Bradley Halsman

Personal information
- Date of birth: 12 April 1993 (age 32)
- Place of birth: Glasgow, Scotland
- Height: 1.85 m (6 ft 1 in)
- Position(s): Midfielder

Team information
- Current team: Nairn County

Youth career
- Aberdeen
- 0000–2011: Motherwell
- 2011–2012: Partick Thistle

Senior career*
- Years: Team / Apps / (Gls)
- 2012–2013: Partick Thistle / 1 / (0)
- 2012–2013: → Albion Rovers (loan) / 7 / (0)

= Bradley Halsman =

Scottish footballer

Bradley Halsman (born 12 April 1993) is a Scottish footballer, who plays as a midfielder for Nairn County in the Highland League.

==Career==
Halsman began his career as a youth player with Aberdeen, before joining Motherwell where he was captain of their under 17–squad.

===Partick Thistle===
He was released by Motherwell in June 2011, before joining Scottish First Division side Partick Thistle on a Modern Apprenticeship deal, where he initially joined up with their under 19–squad. On 28 April 2012, he was promoted to the first team where he made his debut from the start in a 1–1 draw with Falkirk.

In November 2012, Halsman joined Albion Rovers on loan until 6 January 2013. After making five appearances so far, Halsman loan spell was extended until 20 February 2013. After making seven appearances, Halsman returned to Partick Thistle.

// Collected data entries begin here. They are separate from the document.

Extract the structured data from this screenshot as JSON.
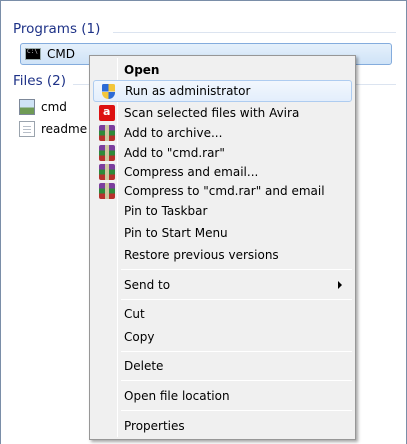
{
  "sections": {
    "programs_header": "Programs (1)",
    "files_header": "Files (2)"
  },
  "programs": [
    {
      "label": "CMD",
      "icon": "cmd-icon"
    }
  ],
  "files": [
    {
      "label": "cmd",
      "icon": "image-file-icon"
    },
    {
      "label": "readme",
      "icon": "text-file-icon"
    }
  ],
  "menu": {
    "open": "Open",
    "run_as_admin": "Run as administrator",
    "scan_avira": "Scan selected files with Avira",
    "add_archive": "Add to archive...",
    "add_cmd_rar": "Add to \"cmd.rar\"",
    "compress_email": "Compress and email...",
    "compress_cmd_rar_email": "Compress to \"cmd.rar\" and email",
    "pin_taskbar": "Pin to Taskbar",
    "pin_start": "Pin to Start Menu",
    "restore_versions": "Restore previous versions",
    "send_to": "Send to",
    "cut": "Cut",
    "copy": "Copy",
    "delete": "Delete",
    "open_location": "Open file location",
    "properties": "Properties"
  },
  "colors": {
    "header_text": "#1e3287",
    "selection_border": "#84acdd",
    "menu_bg": "#f0f0f0"
  }
}
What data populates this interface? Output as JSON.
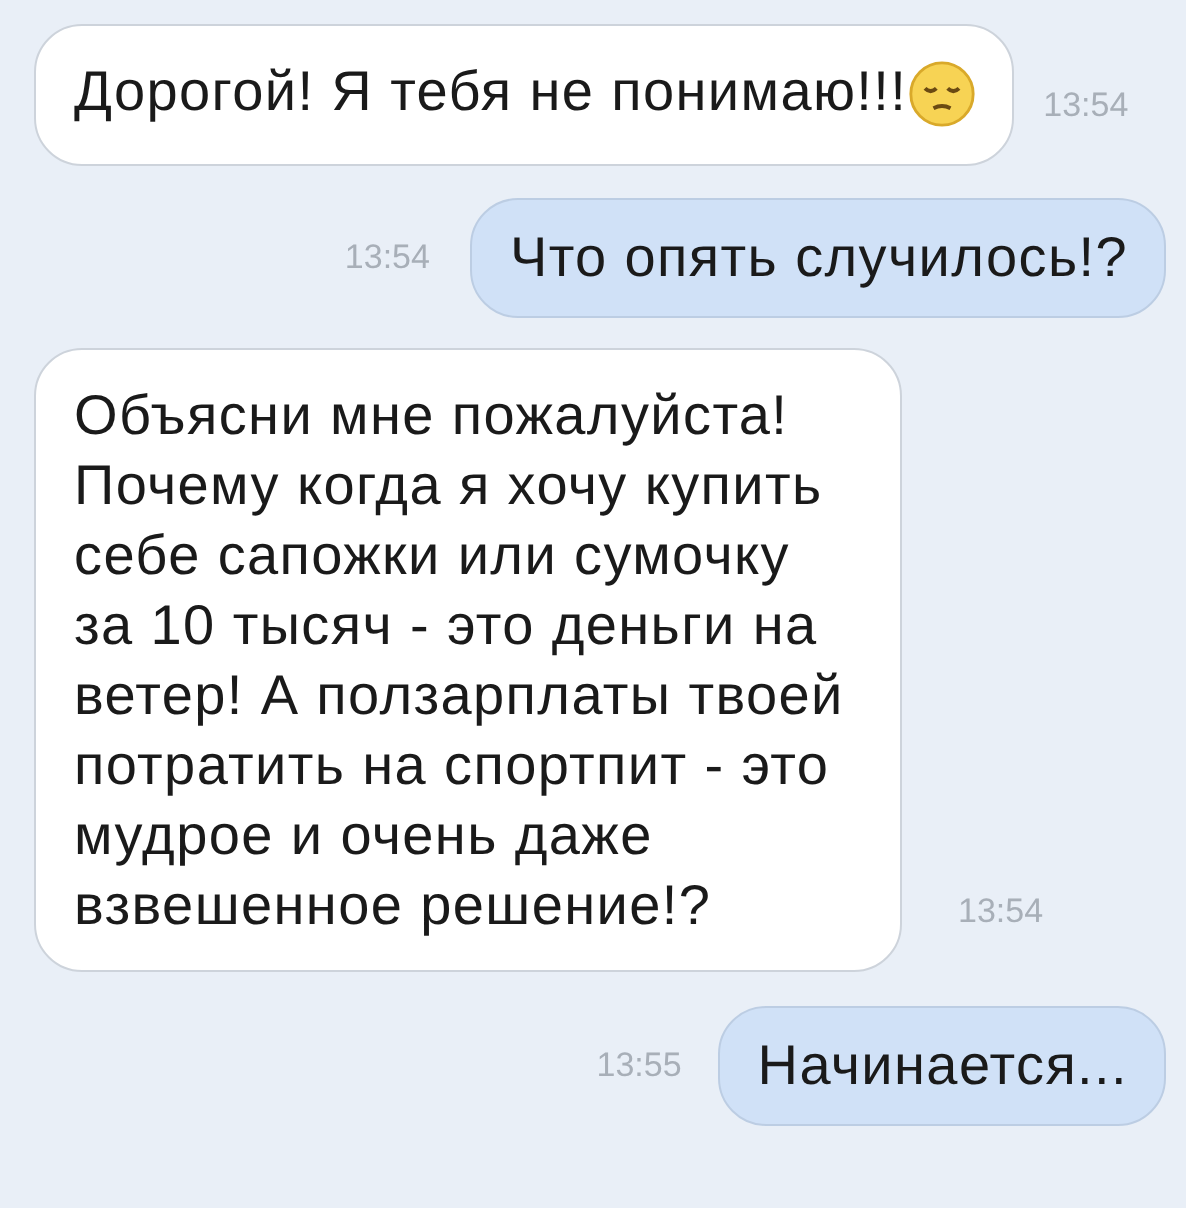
{
  "messages": [
    {
      "kind": "incoming",
      "text": "Дорогой! Я тебя не понимаю!!!",
      "emoji": true,
      "time": "13:54"
    },
    {
      "kind": "outgoing",
      "text": "Что опять случилось!?",
      "emoji": false,
      "time": "13:54"
    },
    {
      "kind": "incoming",
      "text": "Объясни мне пожалуйста! Почему когда я хочу купить себе сапожки или сумочку за 10 тысяч - это деньги на ветер! А ползарплаты твоей потратить на спортпит - это мудрое и очень даже взвешенное решение!?",
      "emoji": false,
      "time": "13:54"
    },
    {
      "kind": "outgoing",
      "text": "Начинается...",
      "emoji": false,
      "time": "13:55"
    }
  ]
}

In conclusion of 2012–13 season, Halsman was released along with many youngsters as Partick Thistle prepares to play in the Scottish Premier League.

===Nairn County===
After appearing as a trialist for a few games, Halsman signed for Nairn County in 2014.

=== Career statistics ===

Club statistics
| Club | Season | Division | League |  | Scottish Cup |  | League Cup |  | Other |  | Total |  |
| App | Goals | App | Goals | App | Goals | App | Goals | App | Goals |
| Partick Thistle | 2011–12 | SFL1 | 1 | 0 | 0 | 0 | 0 | 0 | 0 | 0 | 1 | 0 |
| 2012–13 | SFL1 | 0 | 0 | 0 | 0 | 1 | 0 | 0 | 0 | 1 | 0 |
| Total |  |  | 1 | 0 | 0 | 0 | 1 | 0 | 0 | 0 | 2 | 0 |

==Personal life==
He is the brother of fellow footballer Jordan Halsman.